We start the study describing some concepts of differential geometry. The surface under study has a biparametric representation, given by

## (2)

$\stackrel{\to }{X}\left(u,v\right)=\left[x\left(u,v\right),y\left(u,v\right),z\left(u,v\right)\right],$
where $u$ and $v$ are the parameters known as curvilinear coordinates. The case $u=\text{constant}$ defines a curve placed on the surface, as does for $v=\text{constant}$. The partial derivatives denoted by ${\stackrel{\to }{X}}_{u}$ and ${\stackrel{\to }{X}}_{v}$ are the two vectors tangent to the respective curves.
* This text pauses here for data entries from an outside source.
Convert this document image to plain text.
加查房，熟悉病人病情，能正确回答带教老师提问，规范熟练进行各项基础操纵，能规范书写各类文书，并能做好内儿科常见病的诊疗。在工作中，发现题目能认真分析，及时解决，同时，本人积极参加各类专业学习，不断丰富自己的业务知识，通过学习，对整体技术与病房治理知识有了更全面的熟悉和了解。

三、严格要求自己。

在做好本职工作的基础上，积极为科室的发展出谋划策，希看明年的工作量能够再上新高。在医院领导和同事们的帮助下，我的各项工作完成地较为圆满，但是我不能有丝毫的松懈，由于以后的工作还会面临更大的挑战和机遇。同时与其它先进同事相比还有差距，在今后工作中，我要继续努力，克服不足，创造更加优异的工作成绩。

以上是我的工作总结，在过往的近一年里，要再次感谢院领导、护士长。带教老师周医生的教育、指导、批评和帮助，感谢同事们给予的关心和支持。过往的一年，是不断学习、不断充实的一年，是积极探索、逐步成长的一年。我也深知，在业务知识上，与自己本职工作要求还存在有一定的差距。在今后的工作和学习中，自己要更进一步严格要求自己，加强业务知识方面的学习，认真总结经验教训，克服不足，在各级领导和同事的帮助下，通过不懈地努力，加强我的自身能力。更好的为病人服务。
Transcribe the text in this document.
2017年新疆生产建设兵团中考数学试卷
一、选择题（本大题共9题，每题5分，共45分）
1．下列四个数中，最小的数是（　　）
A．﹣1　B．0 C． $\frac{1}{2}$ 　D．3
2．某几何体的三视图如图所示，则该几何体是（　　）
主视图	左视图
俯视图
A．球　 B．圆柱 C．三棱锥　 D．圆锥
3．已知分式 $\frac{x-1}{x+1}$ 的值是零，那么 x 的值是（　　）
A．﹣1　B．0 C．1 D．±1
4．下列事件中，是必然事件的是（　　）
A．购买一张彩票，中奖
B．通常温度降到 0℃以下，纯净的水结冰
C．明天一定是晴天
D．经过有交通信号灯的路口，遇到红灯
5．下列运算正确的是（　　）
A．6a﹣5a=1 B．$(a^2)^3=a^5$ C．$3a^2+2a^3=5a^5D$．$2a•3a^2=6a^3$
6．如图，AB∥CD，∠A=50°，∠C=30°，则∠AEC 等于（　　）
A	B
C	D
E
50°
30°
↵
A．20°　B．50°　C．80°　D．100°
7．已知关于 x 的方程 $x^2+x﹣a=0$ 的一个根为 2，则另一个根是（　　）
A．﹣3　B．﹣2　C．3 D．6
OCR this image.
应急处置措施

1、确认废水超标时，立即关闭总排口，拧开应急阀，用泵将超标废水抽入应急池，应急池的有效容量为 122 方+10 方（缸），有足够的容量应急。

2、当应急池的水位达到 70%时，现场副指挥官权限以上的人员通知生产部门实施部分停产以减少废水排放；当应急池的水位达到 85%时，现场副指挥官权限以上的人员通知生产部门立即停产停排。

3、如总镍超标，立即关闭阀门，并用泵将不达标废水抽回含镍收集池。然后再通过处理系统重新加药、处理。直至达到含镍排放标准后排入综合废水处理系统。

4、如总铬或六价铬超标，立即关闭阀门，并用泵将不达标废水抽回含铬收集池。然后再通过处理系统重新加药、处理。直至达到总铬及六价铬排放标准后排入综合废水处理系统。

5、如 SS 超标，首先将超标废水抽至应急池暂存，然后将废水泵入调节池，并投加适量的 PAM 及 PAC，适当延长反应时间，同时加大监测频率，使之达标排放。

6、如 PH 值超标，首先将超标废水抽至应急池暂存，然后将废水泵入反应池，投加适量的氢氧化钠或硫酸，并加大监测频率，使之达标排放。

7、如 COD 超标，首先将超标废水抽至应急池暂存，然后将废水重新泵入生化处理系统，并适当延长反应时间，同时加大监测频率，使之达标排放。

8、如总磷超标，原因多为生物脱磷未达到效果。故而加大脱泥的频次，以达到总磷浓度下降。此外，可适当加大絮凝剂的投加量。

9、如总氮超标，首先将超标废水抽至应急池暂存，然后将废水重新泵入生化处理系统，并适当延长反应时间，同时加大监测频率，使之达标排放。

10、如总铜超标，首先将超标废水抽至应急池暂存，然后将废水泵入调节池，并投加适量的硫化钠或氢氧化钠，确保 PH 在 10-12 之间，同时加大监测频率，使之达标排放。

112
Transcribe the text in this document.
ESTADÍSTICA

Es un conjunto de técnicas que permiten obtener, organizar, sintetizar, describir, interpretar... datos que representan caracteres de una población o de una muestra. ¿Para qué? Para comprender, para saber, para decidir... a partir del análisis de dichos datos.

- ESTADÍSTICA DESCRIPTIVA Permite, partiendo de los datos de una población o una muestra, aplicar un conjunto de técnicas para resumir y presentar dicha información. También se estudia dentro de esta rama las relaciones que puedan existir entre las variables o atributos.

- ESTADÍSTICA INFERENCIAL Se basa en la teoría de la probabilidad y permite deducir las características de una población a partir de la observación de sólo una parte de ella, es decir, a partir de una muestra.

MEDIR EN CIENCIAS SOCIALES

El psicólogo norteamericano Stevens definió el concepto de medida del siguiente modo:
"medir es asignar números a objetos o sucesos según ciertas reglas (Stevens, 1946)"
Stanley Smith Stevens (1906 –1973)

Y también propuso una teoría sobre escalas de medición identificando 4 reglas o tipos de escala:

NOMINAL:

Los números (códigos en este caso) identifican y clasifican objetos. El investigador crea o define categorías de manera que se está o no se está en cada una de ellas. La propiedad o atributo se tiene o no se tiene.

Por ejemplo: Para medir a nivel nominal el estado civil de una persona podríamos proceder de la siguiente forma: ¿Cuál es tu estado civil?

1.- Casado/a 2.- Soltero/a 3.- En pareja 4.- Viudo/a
From this result, we obtain that the surface has an associated unitary normal vector $\stackrel{^}{N}$, given by

## (3)

$\stackrel{^}{N}=\frac{{\stackrel{\to }{X}}_{u}×{\stackrel{\to }{X}}_{v}}{|{\stackrel{\to }{X}}_{u}×{\stackrel{\to }{X}}_{v}|}.$

Consider an arbitrary curve on the surface, whose parametric description is given by

## (4)

$\stackrel{\to }{X}\left(s\right)=\left[x\left(s\right),y\left(s\right),z\left(s\right)\right],$
where $s$ is the arc-length. The unitary tangent vector $\stackrel{^}{T}\left(s\right)$ to the curve [Eq. (4)] is

## (5)

$\frac{\mathrm{d}}{\mathrm{d}s}\stackrel{\to }{X}\left(s\right)=\stackrel{^}{T}\left(s\right).$

Other geometrical properties of the curve can be obtained from the second derivative

## (6)

$\frac{{\mathrm{d}}^{2}}{\mathrm{d}{s}^{2}}\stackrel{\to }{X}\left(s\right)=k\left(s\right)\stackrel{^}{n}\left(s\right)=\stackrel{\to }{K}\left(s\right),$
where $k\left(s\right)$ is the curvature function and $\stackrel{^}{n}\left(s\right)$ is a unit normal vector whose direction depends of the selected curve $\stackrel{\to }{X}\left(s\right)$; however, generic features can be obtained from its decomposition. Representing the curvature vector $\stackrel{\to }{K}\left(s\right)$ as

## (7)

$\stackrel{\to }{K}\left(s\right)={\stackrel{\to }{k}}_{N}\left(s\right)+{\stackrel{\to }{k}}_{g}\left(s\right),$
where ${\stackrel{\to }{k}}_{N}\left(s\right)$ is known as the normal vector curvature parallel to $\stackrel{^}{N}$ and ${\stackrel{\to }{k}}_{g}\left(s\right)$ is the geodesic curvature placed on the tangent plane. This set of vectors is sketched in Fig. 1.

## Fig. 1

Vector description of an arbitrary curve $\stackrel{\to }{X}\left(s\right)$ on the surface under study.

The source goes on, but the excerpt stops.